The English courts will also give appropriate support to the direct application process under § 1782. In hard-fought patent revocation proceedings (Nokia Corporation v InterDigital Technology Corporation  EWHC 2920 (Pat)), InterDigital applied for an injunction to prevent Nokia from applying to the U.S. courts under § 1782 or a declaration that such evidence (if the application succeeded) would not be considered as relevant by the English courts. The English court refused to give the injunction sought, noting that it could only do so if InterDigital could show the request was not merely of doubtful utility but an abuse of process. The English court noted that any U.S. court was required to exercise proper judicial consideration on a direct application under § 1782, and any issues regarding relevance of documents or whether the request constituted oppression would be fairly dealt with at that stage.
Nokia v InterDigital also touched on the issue of what use can fairly be made of depositions in the context of English proceedings. Per In re High Court of Justice, Chancery Div, England, 147 FRD 223 (CD Cal 1993), in the event that a federal court has adopted a discoverability requirement, this will prevent the taking of a deposition of a United States resident for use in English proceedings, because England does not permit depositions as part of its pre-trial discovery procedure.

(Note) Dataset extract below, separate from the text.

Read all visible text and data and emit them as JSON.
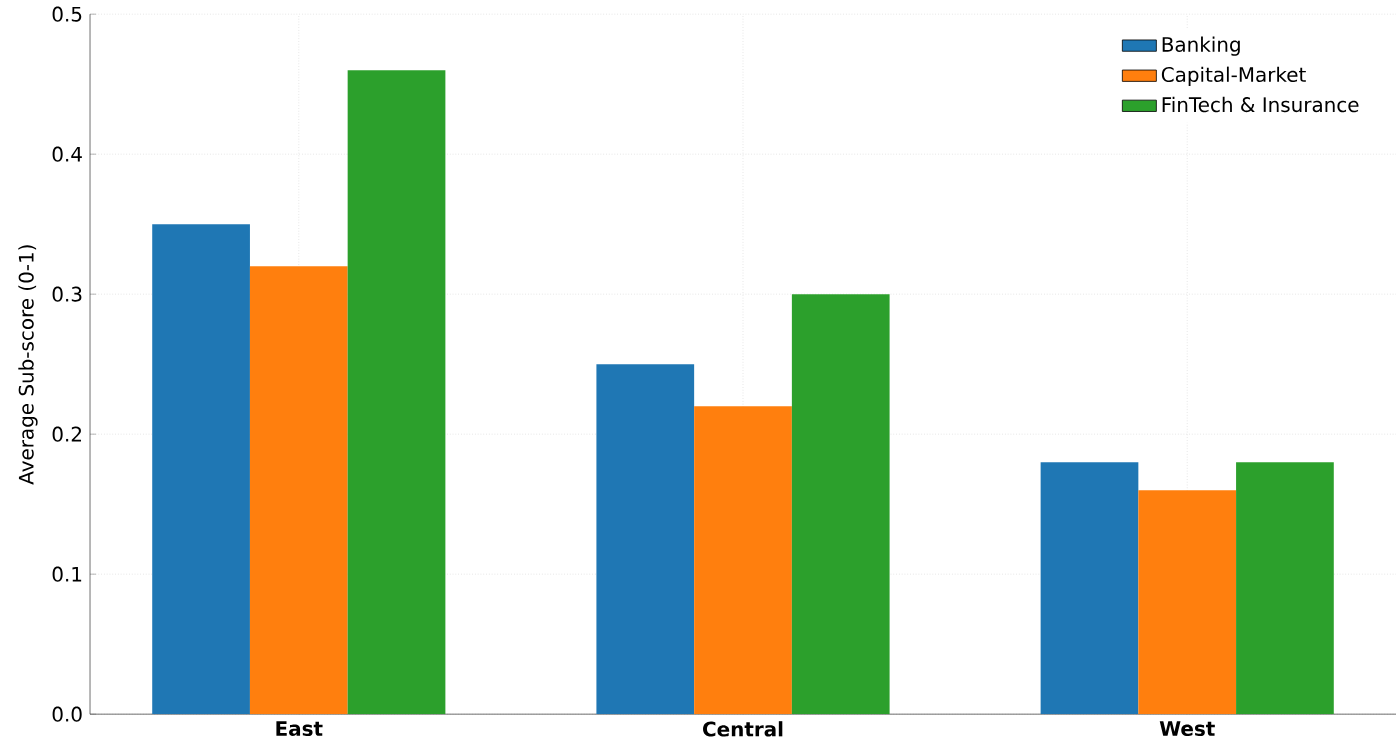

In Nokia, disclosure was sought of depositions that had already been taken in other, related proceedings. The English court questioned whether such evidence was likely to be helpful, given that it would be unusual for deposition evidence that was not properly focused on the issues in the English case to be of much practical utility. Nevertheless, the English court concluded that if the U.S. court granted the application under § 1782, such evidence could be made available in the English proceedings, if it satisfied the more limited scope of disclosure requirements under English law.
Parties should keep in mind that English judges are generally unfamiliar with the form of a deposition process, and that depositions differ dramatically from the manner in which witness and expert testimony is given under English procedure. It is therefore questionable as to what level of reliance an English judge would place on deposition evidence, even if it were made available.

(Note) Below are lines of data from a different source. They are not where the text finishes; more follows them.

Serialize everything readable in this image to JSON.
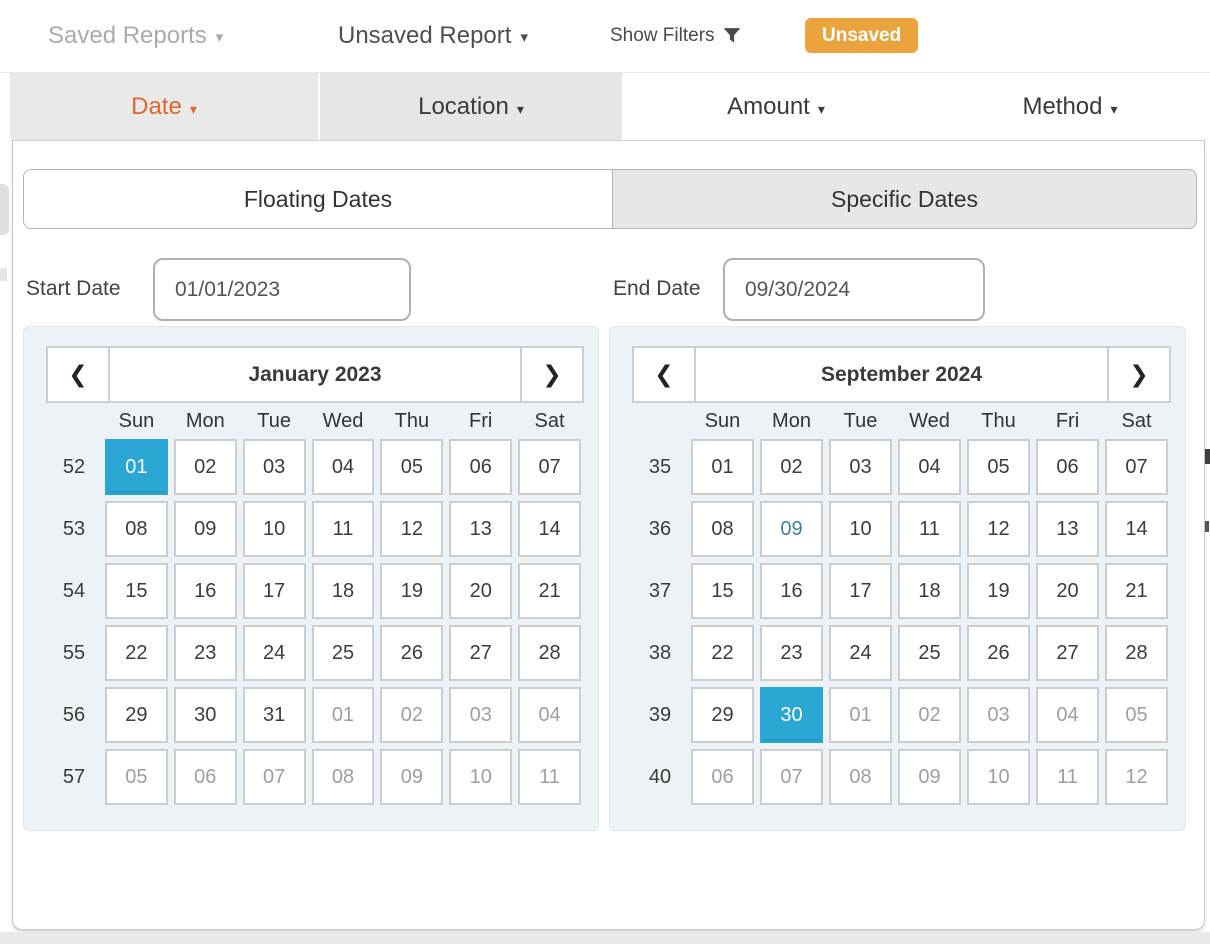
{
  "header": {
    "saved_reports": "Saved Reports",
    "unsaved_report": "Unsaved Report",
    "show_filters": "Show Filters",
    "unsaved_badge": "Unsaved"
  },
  "filter_tabs": [
    {
      "label": "Date",
      "active": true
    },
    {
      "label": "Location",
      "active": false
    },
    {
      "label": "Amount",
      "active": false
    },
    {
      "label": "Method",
      "active": false
    }
  ],
  "mode_tabs": [
    {
      "label": "Floating Dates",
      "selected": false
    },
    {
      "label": "Specific Dates",
      "selected": true
    }
  ],
  "date_fields": {
    "start": {
      "label": "Start Date",
      "value": "01/01/2023"
    },
    "end": {
      "label": "End Date",
      "value": "09/30/2024"
    }
  },
  "colors": {
    "orange": "#E0672E",
    "badge": "#EBA33D",
    "blue": "#2BA7D4",
    "today": "#41809E",
    "muted": "#99A0A4",
    "graytab": "#E9E9E9",
    "calbg": "#EDF2F6",
    "calborder": "#DDE7EC",
    "cellborder": "#C9CED2",
    "panelborder": "#C6C6C6",
    "lightlabel": "#ABABAB"
  },
  "calendars": [
    {
      "title": "January 2023",
      "prev_icon": "❮",
      "next_icon": "❯",
      "weekdays": [
        "Sun",
        "Mon",
        "Tue",
        "Wed",
        "Thu",
        "Fri",
        "Sat"
      ],
      "weeks": [
        {
          "num": "52",
          "days": [
            {
              "t": "01",
              "s": "selected"
            },
            {
              "t": "02"
            },
            {
              "t": "03"
            },
            {
              "t": "04"
            },
            {
              "t": "05"
            },
            {
              "t": "06"
            },
            {
              "t": "07"
            }
          ]
        },
        {
          "num": "53",
          "days": [
            {
              "t": "08"
            },
            {
              "t": "09"
            },
            {
              "t": "10"
            },
            {
              "t": "11"
            },
            {
              "t": "12"
            },
            {
              "t": "13"
            },
            {
              "t": "14"
            }
          ]
        },
        {
          "num": "54",
          "days": [
            {
              "t": "15"
            },
            {
              "t": "16"
            },
            {
              "t": "17"
            },
            {
              "t": "18"
            },
            {
              "t": "19"
            },
            {
              "t": "20"
            },
            {
              "t": "21"
            }
          ]
        },
        {
          "num": "55",
          "days": [
            {
              "t": "22"
            },
            {
              "t": "23"
            },
            {
              "t": "24"
            },
            {
              "t": "25"
            },
            {
              "t": "26"
            },
            {
              "t": "27"
            },
            {
              "t": "28"
            }
          ]
        },
        {
          "num": "56",
          "days": [
            {
              "t": "29"
            },
            {
              "t": "30"
            },
            {
              "t": "31"
            },
            {
              "t": "01",
              "s": "muted"
            },
            {
              "t": "02",
              "s": "muted"
            },
            {
              "t": "03",
              "s": "muted"
            },
            {
              "t": "04",
              "s": "muted"
            }
          ]
        },
        {
          "num": "57",
          "days": [
            {
              "t": "05",
              "s": "muted"
            },
            {
              "t": "06",
              "s": "muted"
            },
            {
              "t": "07",
              "s": "muted"
            },
            {
              "t": "08",
              "s": "muted"
            },
            {
              "t": "09",
              "s": "muted"
            },
            {
              "t": "10",
              "s": "muted"
            },
            {
              "t": "11",
              "s": "muted"
            }
          ]
        }
      ]
    },
    {
      "title": "September 2024",
      "prev_icon": "❮",
      "next_icon": "❯",
      "weekdays": [
        "Sun",
        "Mon",
        "Tue",
        "Wed",
        "Thu",
        "Fri",
        "Sat"
      ],
      "weeks": [
        {
          "num": "35",
          "days": [
            {
              "t": "01"
            },
            {
              "t": "02"
            },
            {
              "t": "03"
            },
            {
              "t": "04"
            },
            {
              "t": "05"
            },
            {
              "t": "06"
            },
            {
              "t": "07"
            }
          ]
        },
        {
          "num": "36",
          "days": [
            {
              "t": "08"
            },
            {
              "t": "09",
              "s": "today"
            },
            {
              "t": "10"
            },
            {
              "t": "11"
            },
            {
              "t": "12"
            },
            {
              "t": "13"
            },
            {
              "t": "14"
            }
          ]
        },
        {
          "num": "37",
          "days": [
            {
              "t": "15"
            },
            {
              "t": "16"
            },
            {
              "t": "17"
            },
            {
              "t": "18"
            },
            {
              "t": "19"
            },
            {
              "t": "20"
            },
            {
              "t": "21"
            }
          ]
        },
        {
          "num": "38",
          "days": [
            {
              "t": "22"
            },
            {
              "t": "23"
            },
            {
              "t": "24"
            },
            {
              "t": "25"
            },
            {
              "t": "26"
            },
            {
              "t": "27"
            },
            {
              "t": "28"
            }
          ]
        },
        {
          "num": "39",
          "days": [
            {
              "t": "29"
            },
            {
              "t": "30",
              "s": "selected"
            },
            {
              "t": "01",
              "s": "muted"
            },
            {
              "t": "02",
              "s": "muted"
            },
            {
              "t": "03",
              "s": "muted"
            },
            {
              "t": "04",
              "s": "muted"
            },
            {
              "t": "05",
              "s": "muted"
            }
          ]
        },
        {
          "num": "40",
          "days": [
            {
              "t": "06",
              "s": "muted"
            },
            {
              "t": "07",
              "s": "muted"
            },
            {
              "t": "08",
              "s": "muted"
            },
            {
              "t": "09",
              "s": "muted"
            },
            {
              "t": "10",
              "s": "muted"
            },
            {
              "t": "11",
              "s": "muted"
            },
            {
              "t": "12",
              "s": "muted"
            }
          ]
        }
      ]
    }
  ]
}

One other practical difference between applying for discovery under § 1782 and using the indirect route may be the level of cost recovery available. In English court proceedings, costs "follow the event" (i.e., the loser pays the winner's reasonable costs of the proceedings). The rules are complex, but as a general proposition, a party will be able to recover the costs of successful "indirect" application to the English court for letters rogatory assuming that it is ultimately successful in the overall action, but the costs of the subsequent proceedings in the U.S. may well not be recoverable. If costs recovery is a particular concern, then the indirect route may be preferable. This assumes that the costs incurred before the relevant U.S. court on an indirect application under § 1782 by way of letters rogatory will be less than if there is a direct approach, given the analysis the English court will already have conducted on the issues.

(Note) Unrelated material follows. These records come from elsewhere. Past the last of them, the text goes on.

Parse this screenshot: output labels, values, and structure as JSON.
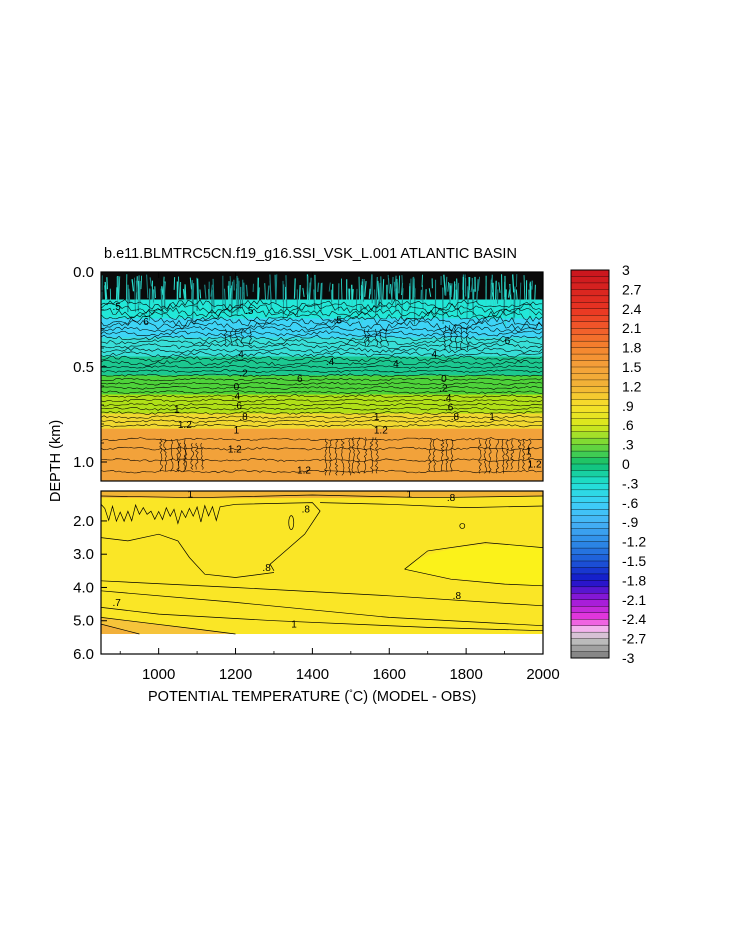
{
  "chart_data": {
    "type": "heatmap",
    "title": "b.e11.BLMTRC5CN.f19_g16.SSI_VSK_L.001 ATLANTIC BASIN",
    "xlabel": "POTENTIAL TEMPERATURE (",
    "xlabel_unit": "°C",
    "xlabel_suffix": ") (MODEL - OBS)",
    "ylabel": "DEPTH (km)",
    "xlim": [
      850,
      2000
    ],
    "x_ticks": [
      1000,
      1200,
      1400,
      1600,
      1800,
      2000
    ],
    "upper_panel": {
      "ylim": [
        0.0,
        1.1
      ],
      "y_ticks": [
        0.0,
        0.5,
        1.0
      ],
      "y_tick_labels": [
        "0.0",
        "0.5",
        "1.0"
      ],
      "bands": [
        {
          "depth": [
            0.0,
            0.15
          ],
          "value": -3.0,
          "color": "#0a0a0a"
        },
        {
          "depth": [
            0.15,
            0.25
          ],
          "value": -0.45,
          "color": "#22e8d8"
        },
        {
          "depth": [
            0.25,
            0.35
          ],
          "value": -0.6,
          "color": "#3ed4f6"
        },
        {
          "depth": [
            0.35,
            0.45
          ],
          "value": -0.4,
          "color": "#38dfd8"
        },
        {
          "depth": [
            0.45,
            0.55
          ],
          "value": -0.05,
          "color": "#1cc890"
        },
        {
          "depth": [
            0.55,
            0.65
          ],
          "value": 0.3,
          "color": "#4ed23a"
        },
        {
          "depth": [
            0.65,
            0.75
          ],
          "value": 0.65,
          "color": "#b0e018"
        },
        {
          "depth": [
            0.75,
            0.83
          ],
          "value": 0.95,
          "color": "#f0d830"
        },
        {
          "depth": [
            0.83,
            1.1
          ],
          "value": 1.3,
          "color": "#f2a23a"
        }
      ],
      "contour_labels": [
        {
          "x": 880,
          "d": 0.2,
          "text": ".5"
        },
        {
          "x": 960,
          "d": 0.28,
          "text": "6"
        },
        {
          "x": 1225,
          "d": 0.22,
          "text": ".5"
        },
        {
          "x": 1200,
          "d": 0.45,
          "text": ".4"
        },
        {
          "x": 1210,
          "d": 0.55,
          "text": ".2"
        },
        {
          "x": 1195,
          "d": 0.62,
          "text": "0"
        },
        {
          "x": 1190,
          "d": 0.67,
          "text": ".4"
        },
        {
          "x": 1195,
          "d": 0.72,
          "text": ".6"
        },
        {
          "x": 1210,
          "d": 0.78,
          "text": ".8"
        },
        {
          "x": 1195,
          "d": 0.85,
          "text": "1"
        },
        {
          "x": 1180,
          "d": 0.95,
          "text": "1.2"
        },
        {
          "x": 1040,
          "d": 0.74,
          "text": "1"
        },
        {
          "x": 1050,
          "d": 0.82,
          "text": "1.2"
        },
        {
          "x": 1360,
          "d": 0.58,
          "text": "6"
        },
        {
          "x": 1455,
          "d": 0.27,
          "text": ".5"
        },
        {
          "x": 1435,
          "d": 0.49,
          "text": ".4"
        },
        {
          "x": 1560,
          "d": 0.78,
          "text": "1"
        },
        {
          "x": 1560,
          "d": 0.85,
          "text": "1.2"
        },
        {
          "x": 1610,
          "d": 0.5,
          "text": "4"
        },
        {
          "x": 1710,
          "d": 0.45,
          "text": "4"
        },
        {
          "x": 1735,
          "d": 0.58,
          "text": "0"
        },
        {
          "x": 1730,
          "d": 0.63,
          "text": ".2"
        },
        {
          "x": 1740,
          "d": 0.68,
          "text": ".4"
        },
        {
          "x": 1745,
          "d": 0.73,
          "text": ".6"
        },
        {
          "x": 1760,
          "d": 0.78,
          "text": ".8"
        },
        {
          "x": 1900,
          "d": 0.38,
          "text": "6"
        },
        {
          "x": 1860,
          "d": 0.78,
          "text": "1"
        },
        {
          "x": 1955,
          "d": 0.96,
          "text": "1"
        },
        {
          "x": 1960,
          "d": 1.03,
          "text": "1.2"
        },
        {
          "x": 1360,
          "d": 1.06,
          "text": "1.2"
        }
      ]
    },
    "lower_panel": {
      "ylim": [
        1.1,
        6.0
      ],
      "data_max_depth": 5.4,
      "y_ticks": [
        2.0,
        3.0,
        4.0,
        5.0,
        6.0
      ],
      "y_tick_labels": [
        "2.0",
        "3.0",
        "4.0",
        "5.0",
        "6.0"
      ],
      "base_value": 0.85,
      "base_color": "#fae626",
      "warm_value": 1.05,
      "warm_color": "#f2b436",
      "cool_value": 0.7,
      "cool_color": "#fbf21a",
      "contour_labels": [
        {
          "x": 1075,
          "d": 1.3,
          "text": "1"
        },
        {
          "x": 1372,
          "d": 1.75,
          "text": ".8"
        },
        {
          "x": 1750,
          "d": 1.4,
          "text": ".8"
        },
        {
          "x": 1645,
          "d": 1.3,
          "text": "1"
        },
        {
          "x": 1270,
          "d": 3.5,
          "text": ".8"
        },
        {
          "x": 880,
          "d": 4.55,
          "text": ".7"
        },
        {
          "x": 1765,
          "d": 4.35,
          "text": ".8"
        },
        {
          "x": 1345,
          "d": 5.2,
          "text": "1"
        }
      ]
    },
    "colorbar": {
      "ticks": [
        "3",
        "2.7",
        "2.4",
        "2.1",
        "1.8",
        "1.5",
        "1.2",
        ".9",
        ".6",
        ".3",
        "0",
        "-.3",
        "-.6",
        "-.9",
        "-1.2",
        "-1.5",
        "-1.8",
        "-2.1",
        "-2.4",
        "-2.7",
        "-3"
      ],
      "stops": [
        {
          "v": 3.0,
          "color": "#c8141e"
        },
        {
          "v": 2.4,
          "color": "#e83422"
        },
        {
          "v": 2.1,
          "color": "#f25a2a"
        },
        {
          "v": 1.8,
          "color": "#f4842e"
        },
        {
          "v": 1.5,
          "color": "#f4a23a"
        },
        {
          "v": 1.2,
          "color": "#f2b436"
        },
        {
          "v": 0.9,
          "color": "#f8e02a"
        },
        {
          "v": 0.6,
          "color": "#d8e81c"
        },
        {
          "v": 0.3,
          "color": "#70d836"
        },
        {
          "v": 0.0,
          "color": "#10c070"
        },
        {
          "v": -0.3,
          "color": "#20e0d4"
        },
        {
          "v": -0.6,
          "color": "#3cd0f8"
        },
        {
          "v": -0.9,
          "color": "#46b4f6"
        },
        {
          "v": -1.2,
          "color": "#2e8ce8"
        },
        {
          "v": -1.5,
          "color": "#1c5ad8"
        },
        {
          "v": -1.8,
          "color": "#1414c8"
        },
        {
          "v": -2.1,
          "color": "#9a18d8"
        },
        {
          "v": -2.4,
          "color": "#ee3cdc"
        },
        {
          "v": -2.55,
          "color": "#f4b4ee"
        },
        {
          "v": -2.7,
          "color": "#c8c8c8"
        },
        {
          "v": -3.0,
          "color": "#7a7a7a"
        }
      ]
    }
  }
}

Most of the main sets of arbitral rules provide for disclosure of documents, and the London Court of International Arbitration rules are no exception. Article 22 of the LCIA rules gives the tribunal wide powers over disclosure and discovery. By Article 22.1(d), the tribunal may order a party to make "any property, site or thing under its control" that relates to the subject of the arbitration available for inspection by the tribunal, the other parties, and any expert. Article 22.1(e) allows the tribunal to order any party to produce "any documents or classes of documents in their possession, custody or power" that the tribunal considers relevant. As a result, documents obtained pursuant to § 1782 can normally be adduced in relevant LCIA arbitration proceedings seated in England.